The motivation to solve this problem is twofold and compelling:

  • Regulatory Compliance and Donor Safety: Regulatory bodies like the U.S. FDA set limits on the volume of plasma that can be safely donated. By measuring only the total mixed volume, prior art systems could inadvertently collect more pure plasma than the limit from a low-hematocrit donor or would have to set conservative limits, under-collecting from a high-hematocrit donor.
  • Economic Efficiency: Plasma is a valuable commodity. A system that can more accurately collect the maximum allowable amount of pure plasma from every donor is more efficient and profitable.

This creates a strong motivation for a POSA to modify a standard automated apheresis system to account for the anticoagulant volume and thereby measure the "true" volume of collected plasma.

3. The Obvious Solution

Given the base automated system and the clear motivation, the solution claimed in the '652 patent is a predictable and obvious step. A POSA would know that a modern apheresis machine already possesses:

  • A controller (microprocessor).
  • A means to measure the total collected fluid (e.g., a weight sensor for the plasma collection container, as described in claim 16).
  • A precisely controlled anticoagulant pump (where volume can be known from pump rotations, as described in claim 14).
  • The ability to accept donor hematocrit as an input.

To implement the invention, a POSA would only need to program the existing controller to perform a simple, real-time calculation:

Volume_of_Pure_Plasma = Total_Monitored_Volume - Volume_of_Anticoagulant_Added

  • Total Monitored Volume is provided by the existing weight scale on the plasma container.
  • Volume of Anticoagulant Added is known because the system's controller is actively managing the anticoagulant pump.
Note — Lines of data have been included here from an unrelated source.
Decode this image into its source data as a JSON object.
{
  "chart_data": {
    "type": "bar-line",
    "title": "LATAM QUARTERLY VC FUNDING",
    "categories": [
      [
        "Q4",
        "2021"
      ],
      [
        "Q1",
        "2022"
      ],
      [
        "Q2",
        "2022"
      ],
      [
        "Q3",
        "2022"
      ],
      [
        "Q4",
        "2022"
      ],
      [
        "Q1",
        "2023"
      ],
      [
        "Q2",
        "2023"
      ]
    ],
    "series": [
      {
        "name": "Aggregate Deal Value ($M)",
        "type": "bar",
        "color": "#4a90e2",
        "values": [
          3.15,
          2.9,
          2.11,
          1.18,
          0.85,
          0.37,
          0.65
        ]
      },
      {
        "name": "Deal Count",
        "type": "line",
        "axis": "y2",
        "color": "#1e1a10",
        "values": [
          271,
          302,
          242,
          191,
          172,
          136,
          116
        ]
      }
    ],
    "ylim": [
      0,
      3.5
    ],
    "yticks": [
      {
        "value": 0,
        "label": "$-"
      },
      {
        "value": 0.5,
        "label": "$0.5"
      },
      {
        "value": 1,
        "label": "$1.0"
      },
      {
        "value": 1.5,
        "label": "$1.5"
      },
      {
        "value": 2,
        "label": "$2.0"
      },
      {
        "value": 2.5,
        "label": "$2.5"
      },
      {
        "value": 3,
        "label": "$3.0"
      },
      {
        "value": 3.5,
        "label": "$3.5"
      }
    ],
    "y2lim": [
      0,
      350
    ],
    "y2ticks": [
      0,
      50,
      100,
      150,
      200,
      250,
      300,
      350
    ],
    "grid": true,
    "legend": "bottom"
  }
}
This volume is a direct function of the amount of whole blood processed.

The controller's new instruction would be to compare the calculated Volume_of_Pure_Plasma to the regulatory target volume and stop the procedure when the target is met. This requires no new hardware or non-obvious scientific breakthrough, but rather a straightforward application of programming to solve a known issue using existing system capabilities. The formula presented in the '652 patent specification to calculate the percentage of anticoagulant based on hematocrit is an application of basic principles of mixtures and concentrations that would be routine for a POSA in this field.

Conclusion

The invention of US patent 10,758,652 is rendered obvious under 35 U.S.C. § 103. The combination of a standard automated apheresis system (as taught by numerous prior art references like US 4,151,844 A) with the well-established knowledge of the dilutive effect of anticoagulant provides a clear motivation to create a more accurate collection method. The solution—programming the system's existing controller to subtract the known volume of anticoagulant from the measured total volume to find the pure plasma volume—is a predictable and logical step that would have been obvious to a person of ordinary skill in the art seeking to optimize plasma collection efficiency and regulatory compliance.